Tugging at me to say something.

Then looks away and says: "That's when I told him about what happened to Uncle Sandy. As much out of spite as anything else."

Early in '64, the Swede moved away. We heard New York City. The mill had a sales office there and he was supposed to run it. She and the boy went with him. Then later, there was a story that she and the boy moved back to Sweden. Some local men, sent by the mill to Sweden for special training, saw her at a company reception. Looking good as ever, they were saying. I never saw her again after the wake. He eventually came back for a while and I saw him several years later, when I went to work at the mill myself.

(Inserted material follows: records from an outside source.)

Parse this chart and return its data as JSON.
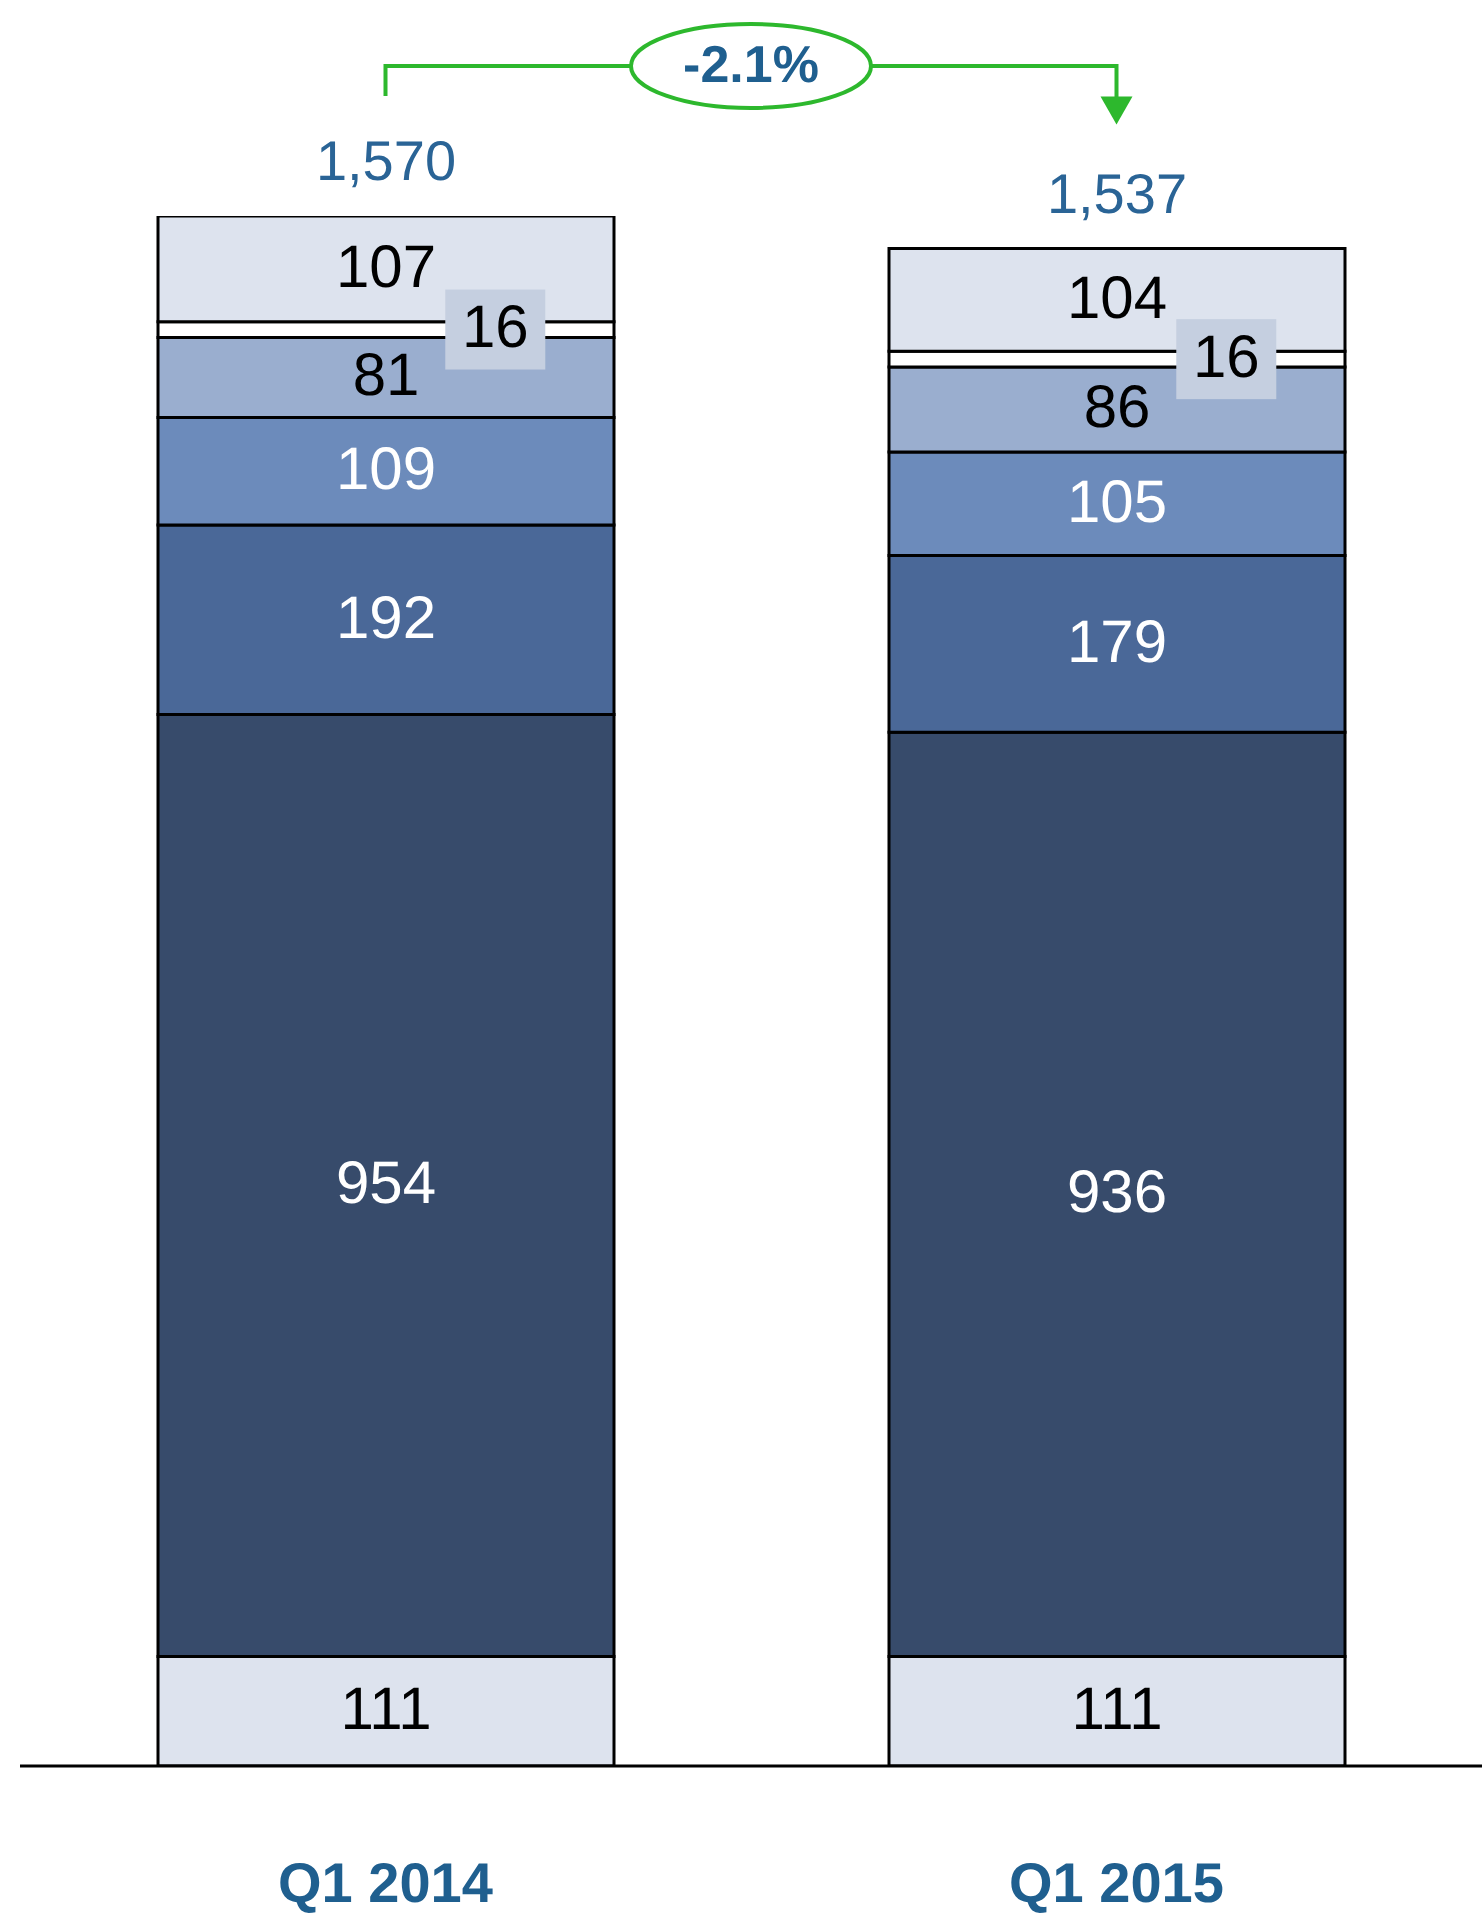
{
  "chart_data": {
    "type": "bar",
    "stacked": true,
    "data_labels": true,
    "categories": [
      "Q1 2014",
      "Q1 2015"
    ],
    "series": [
      {
        "color": "#dde3ee",
        "values": [
          111,
          111
        ]
      },
      {
        "color": "#374b6b",
        "values": [
          954,
          936
        ]
      },
      {
        "color": "#4a6898",
        "values": [
          192,
          179
        ]
      },
      {
        "color": "#6c8bbb",
        "values": [
          109,
          105
        ]
      },
      {
        "color": "#9aaecf",
        "values": [
          81,
          86
        ]
      },
      {
        "color": "#ffffff",
        "values": [
          16,
          16
        ]
      },
      {
        "color": "#dde3ee",
        "values": [
          107,
          104
        ]
      }
    ],
    "totals": [
      "1,570",
      "1,537"
    ],
    "annotations": [
      "-2.1%"
    ]
  }
}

Here's what Millie thinks. The closer people were to the war, the more inflexible they became. You'd think it would be the other way around, but they weren't. And that's why people like the old man and Angus and Squint and the Swede's wife and the whole sorry lot of them were so vulnerable. Your life is battered by circumstances the way a tree is battered by the wind. If you can't bend, you break. And the first sign of danger, like the rot that weakens the tree, is self-loathing. Something she heard about when she was in Toronto. Apparently she went to a therapist there for a while. Then it got too expensive and she quit. Ironically, after she quit, she really started drinking hard. Spent more on booze than on the therapist. But that's a whole other story. So, she says: The secret of survival is flexibility.